No, and thats just great. And the build script that the developers would use is the exact same script that Electric Cloud uses, 99 percent of the time. Occasionally there might be some nuance in a make file that might throw Electric Cloud off; its not a 100 percent solution, but 99 percent is fine by me.
Ive also seen Electric Clouds visualization tools for looking at build interactions. Have you applied those?
If we suddenly see build time increase by 10 minutes, well use that tool and discover that a make file has been changed—that a developer has produced a dependency that [apparently] has to be serialized when thats not true.
So, when the system performance deteriorates, is that because the Electric Cloud system is applying a rule of “better safe than sorry”?
Its either irrelevant or actually incorrect, yes.
Is there any new work, from your point of view, associated with having the Electric Cloud system in place? Does it create any new tasks for you?
Theres maintenance of the [build cluster] hardware itself: One of the things we did was to rev from the 2003 compiler to the 2005 compiler. We had to schedule that across all 50 nodes. Theres that aspect.
When we did our first deployment, Electric Cloud wasnt making very good use of multiprocessor machines, so we were going with the cheapest hardware with one CPU. They have now beefed up their software to take advantage of some of the newer chips that are now on the market—dual-core and all that good stuff. If I had to purchase the cluster again today, Id be buying different hardware.
Would you consider todays sweet spot to be multiple CPUs?
Dual-core, dual-CPU would probably be where Id put my money today.
Are you looking at those higher-density CPU chips in terms of performance versus cost, or also because of performance per watt or performance per square foot considerations?
If I had half the number of machines, my maintenance—just keeping all the machines at the same rev level—would be lower [compared with] the cost of just owning so many boxes. [Few machines] should put out less heat and consume less power.
Are there things youre looking toward in the next release of the Electric Cloud platform?
Yes, theyre beefing up the ability to use the multiprocessor units. At some point, I hope well move to multiprocessor units.
Is that efficient use of multiprocessors more the responsibility of the operating system than of something above that level?

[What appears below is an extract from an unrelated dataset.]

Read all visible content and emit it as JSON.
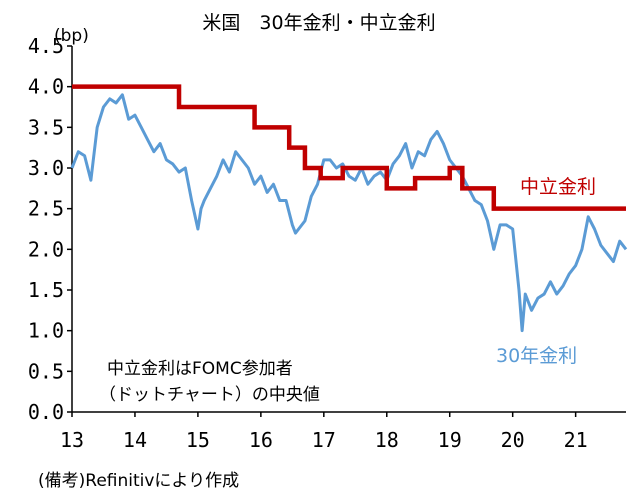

On each of the nodes in the cluster, there is an agent that runs, and originally you could have one agent. Now you can have multiple agents; there were some changes to their software. The agent is running at the application level. So there were some changes to the underlying file system to support multiple agents running on the same cluster node.
What does your build farm look like to your compilers and other development tools?
It looks like anything else—they dont even know that [Electric Cloud] is running. Were running Windows XP.
Do your developers see anything at all other than the typical Visual Studio build interaction?
Its completely invisible. To use the cluster effectively, you have to be on a high-bandwidth connection. We get zero benefit from executing a Boston build on a Mountain View cluster because of the amount of bandwidth that would be consumed.
So, whats now heading your top-problems list?
Better efficiency of testing, and moving more of our development to [Microsofts] .Net.
Is Electric Cloud working specifically on optimizing the process of building large .Net applications?
Yes, were getting specific support for building .Net assemblies. Weve made that request, let me put it that way: Its a brave new world.
When you talked about efficiency of testing, did you mean the time to run the tests or the specificity of the results?
More a matter of making testing easily accessible so that remote teams can run tests before checking their code in. Its a matter of best practices, letting developers run tests against their own code to make sure they havent broken something. Design, build, test; design, build, test. I think it relates well to the rapid prototyping and Extreme Programming philosophies.